More people evacuated from homes amid fears Peak District dam could collapse in storm
Hundreds more residents have been evacuated from their homes in the Peak District amid fears a forecast storm could cause a damaged dam to burst.
Thousands of residents were evacuated from the Whaley Bridge area on Thursday after the dam wall at Toddbrook Reservoir became cracked and started to fall away following torrential rainfall.
A major operation involving a multi-agency taskforce consisting of the Environment Agency, Derbyshire Fire and Rescue Service, South Yorkshrie Fire and Rescue, the Canal River Trust, police, military and many others, has been ongoing in recent days to try and secure the damaged dam.
Derbyshire Police said people were evacuated from a further 55 homes in Horwich End on Saturday due to ‘a potential increase in risk of adverse weather in the coming days and the ongoing risk of the Toddbrook Reservoir breaching.’
South Yorkshire Fire and Rescue has assisted the taskforce by providing a high volume pump from Aston Park Fire Station in Sheffield, plus a hose layer from Tankersley. The brigade has also sent an operational support office.

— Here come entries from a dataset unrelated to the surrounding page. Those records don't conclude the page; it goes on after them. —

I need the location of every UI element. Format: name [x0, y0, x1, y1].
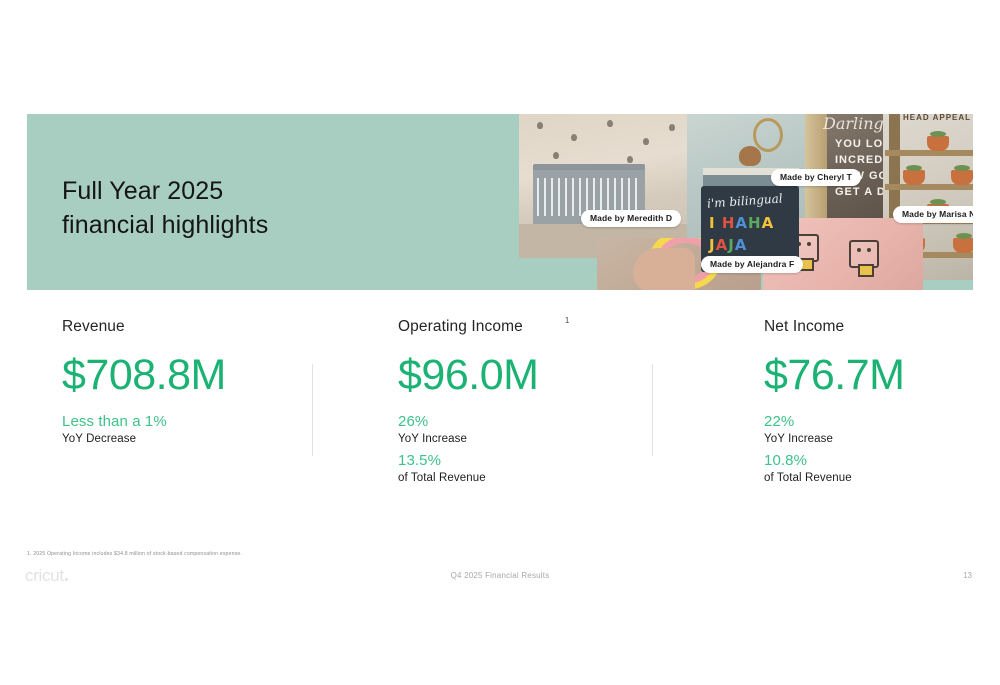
- nursery-crib-photo: [519, 114, 694, 258]
- metric-revenue-value: $708.8M: [62, 352, 302, 398]
- metrics-row: Revenue $708.8M Less than a 1% YoY Decre…: [0, 318, 1000, 518]
- metric-operating-income-value: $96.0M: [398, 352, 638, 398]
- metric-net-income-value: $76.7M: [764, 352, 979, 398]
- metric-net-income-label: Net Income: [764, 318, 844, 336]
- metric-revenue-header: Revenue: [62, 318, 302, 336]
- metric-net-income-stat-1-caption: of Total Revenue: [764, 470, 979, 486]
- metric-revenue-stat-0: Less than a 1% YoY Decrease: [62, 412, 302, 447]
- metric-net-income-stat-0-caption: YoY Increase: [764, 431, 979, 447]
- credit-pill-marisa: Made by Marisa N: [893, 206, 973, 223]
- credit-pill-cheryl: Made by Cheryl T: [771, 169, 861, 186]
- sign-script-text: Darling: [823, 114, 884, 133]
- metric-operating-income-stat-1-caption: of Total Revenue: [398, 470, 638, 486]
- metric-operating-income-label: Operating Income: [398, 318, 523, 336]
- photo-collage: Darling YOU LOOK INCREDIBLE, NOW GO GET …: [489, 114, 973, 290]
- metric-revenue-stat-0-pct: Less than a 1%: [62, 412, 302, 431]
- teddy-bear-shape: [739, 146, 761, 166]
- shirt-word-1: I HAHA: [709, 214, 774, 232]
- metric-operating-income-stat-0-caption: YoY Increase: [398, 431, 638, 447]
- page-title: Full Year 2025 financial highlights: [62, 174, 268, 242]
- column-divider-1: [312, 364, 313, 456]
- hero-banner: Full Year 2025 financial highlights: [27, 114, 973, 290]
- credit-pill-alejandra: Made by Alejandra F: [701, 256, 803, 273]
- metric-operating-income: Operating Income1 $96.0M 26% YoY Increas…: [398, 318, 638, 486]
- metric-operating-income-stat-1-pct: 13.5%: [398, 451, 638, 470]
- credit-pill-meredith: Made by Meredith D: [581, 210, 681, 227]
- shirt-script-text: i'm bilingual: [707, 191, 783, 210]
- metric-operating-income-stat-0: 26% YoY Increase: [398, 412, 638, 447]
- plant-headline-text: HEAD APPEAL: [903, 114, 971, 122]
- shirt-word-2: JAJA: [709, 236, 747, 254]
- metric-net-income: Net Income $76.7M 22% YoY Increase 10.8%…: [764, 318, 979, 486]
- metric-revenue: Revenue $708.8M Less than a 1% YoY Decre…: [62, 318, 302, 447]
- footnote-text: 1. 2025 Operating Income includes $34.8 …: [27, 551, 242, 557]
- metric-net-income-stat-0: 22% YoY Increase: [764, 412, 979, 447]
- metric-net-income-stat-1: 10.8% of Total Revenue: [764, 451, 979, 486]
- metric-revenue-label: Revenue: [62, 318, 125, 336]
- metric-operating-income-stat-1: 13.5% of Total Revenue: [398, 451, 638, 486]
- wall-hook-shape: [753, 118, 783, 152]
- metric-net-income-stat-0-pct: 22%: [764, 412, 979, 431]
- metric-net-income-stat-1-pct: 10.8%: [764, 451, 979, 470]
- slide-root: Full Year 2025 financial highlights: [0, 0, 1000, 685]
- metric-operating-income-header: Operating Income1: [398, 318, 638, 336]
- footnote-marker-superscript: 1: [565, 316, 569, 325]
- hand-shape: [633, 248, 695, 290]
- metric-operating-income-stat-0-pct: 26%: [398, 412, 638, 431]
- metric-revenue-stat-0-caption: YoY Decrease: [62, 431, 302, 447]
- footer-page-number: 13: [963, 571, 972, 580]
- footer-deck-title: Q4 2025 Financial Results: [0, 571, 1000, 580]
- metric-net-income-header: Net Income: [764, 318, 979, 336]
- column-divider-2: [652, 364, 653, 456]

Emergency services and the military have managed to lower the water levels at the reservoir by 1.3m since Thursday.
However, forecasters have said as much as 1.6ins of of rain could fall in just two hours later today.
Derbyshire's deputy chief fire officer, Gavin Tomlinson, said crews were working to get "ahead of the curve" and "minimise the impact of any bad weather that does materialise."

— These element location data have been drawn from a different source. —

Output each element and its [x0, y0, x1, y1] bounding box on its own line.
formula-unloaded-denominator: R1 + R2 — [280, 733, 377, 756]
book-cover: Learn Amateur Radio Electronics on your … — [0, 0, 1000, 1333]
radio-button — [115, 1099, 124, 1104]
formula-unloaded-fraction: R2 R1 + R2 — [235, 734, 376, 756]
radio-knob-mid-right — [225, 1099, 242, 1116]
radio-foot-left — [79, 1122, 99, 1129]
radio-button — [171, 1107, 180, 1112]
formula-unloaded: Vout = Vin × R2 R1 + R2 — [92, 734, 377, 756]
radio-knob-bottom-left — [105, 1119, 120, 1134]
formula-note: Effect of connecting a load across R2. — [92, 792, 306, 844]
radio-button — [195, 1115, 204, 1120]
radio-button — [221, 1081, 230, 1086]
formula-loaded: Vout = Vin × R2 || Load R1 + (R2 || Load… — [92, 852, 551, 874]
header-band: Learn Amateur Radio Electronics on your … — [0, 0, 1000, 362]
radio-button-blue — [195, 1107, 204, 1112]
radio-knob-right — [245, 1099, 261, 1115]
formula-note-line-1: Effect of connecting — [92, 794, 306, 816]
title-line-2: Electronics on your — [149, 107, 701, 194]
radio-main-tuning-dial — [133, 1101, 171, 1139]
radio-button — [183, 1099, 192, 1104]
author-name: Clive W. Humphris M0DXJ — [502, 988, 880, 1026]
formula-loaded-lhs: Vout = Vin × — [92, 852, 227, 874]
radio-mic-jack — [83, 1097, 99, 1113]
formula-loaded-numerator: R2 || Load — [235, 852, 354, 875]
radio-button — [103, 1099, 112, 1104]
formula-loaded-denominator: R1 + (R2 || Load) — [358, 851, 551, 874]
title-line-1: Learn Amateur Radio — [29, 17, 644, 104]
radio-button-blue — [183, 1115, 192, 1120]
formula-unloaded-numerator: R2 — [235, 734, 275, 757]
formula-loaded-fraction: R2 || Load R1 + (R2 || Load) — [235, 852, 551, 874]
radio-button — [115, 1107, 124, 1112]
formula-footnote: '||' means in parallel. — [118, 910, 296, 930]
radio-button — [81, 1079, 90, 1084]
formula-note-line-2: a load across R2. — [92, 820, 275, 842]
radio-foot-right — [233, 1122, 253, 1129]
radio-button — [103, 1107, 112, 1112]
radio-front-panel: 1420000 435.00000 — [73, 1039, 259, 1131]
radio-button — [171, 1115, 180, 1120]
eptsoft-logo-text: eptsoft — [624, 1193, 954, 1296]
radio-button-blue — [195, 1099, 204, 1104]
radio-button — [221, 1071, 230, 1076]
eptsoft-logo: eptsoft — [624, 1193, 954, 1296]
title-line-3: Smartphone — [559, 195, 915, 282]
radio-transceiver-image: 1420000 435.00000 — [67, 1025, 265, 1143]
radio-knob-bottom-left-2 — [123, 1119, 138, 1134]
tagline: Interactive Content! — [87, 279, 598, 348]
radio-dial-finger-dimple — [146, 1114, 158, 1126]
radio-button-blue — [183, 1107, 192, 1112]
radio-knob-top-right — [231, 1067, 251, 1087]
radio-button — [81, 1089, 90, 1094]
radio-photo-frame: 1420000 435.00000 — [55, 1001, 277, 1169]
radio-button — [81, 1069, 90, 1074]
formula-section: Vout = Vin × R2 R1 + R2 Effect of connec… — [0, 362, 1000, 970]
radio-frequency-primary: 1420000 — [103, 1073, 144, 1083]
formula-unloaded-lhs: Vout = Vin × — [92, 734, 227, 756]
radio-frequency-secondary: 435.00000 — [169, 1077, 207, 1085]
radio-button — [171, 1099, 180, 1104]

The Canal and River Trust estimated the reservoir was at 83 per cent of its capacity by Saturday afternoon after 23 million gallons of water was pumped out in 12 hours.
An RAF Chinook helicopter put 400 tonnes of sandbags on the affected part of the dam on Friday - adding a further 70 on Saturday.
Daniel Greenhalgh, from the trust, which owns the reservoir and dam, warned: "We are not out of the woods yet.
"The last estimate was that residents could be out of their homes for seven days yet."
On Saturday residents were allowed to return to their homes ‘at their own risk’ for 15 minutes to pick up pets and essentials.
However, with the threat of further adverse weather, the taskforce has now stopped this and nobody is allowed back to the small town for the time being.
Police, the Environment Agency, and the Canal and River Trust have all said there is a "real risk" the 188-year-old dam could collapse and flood the town.
The Met Office has issued a yellow weather warning for much of northern England and the Midlands, including the area around the reservoir.
The Canal and River Trust has defended the maintenance and safety of the structure, which was built in 1831.
Mr Greenhalgh said: "This dam was inspected regularly, by us and an independent engineer.
"It needs to be remembered there was a huge amount of rain in a short time and this flooded the area."
Prime Minister Boris Johnson visited on Friday and promised a "major rebuild" of the dam.
The train line between Sheffield and Manchester is expected to remain closed until at least Tuesday morning as the efforts continue.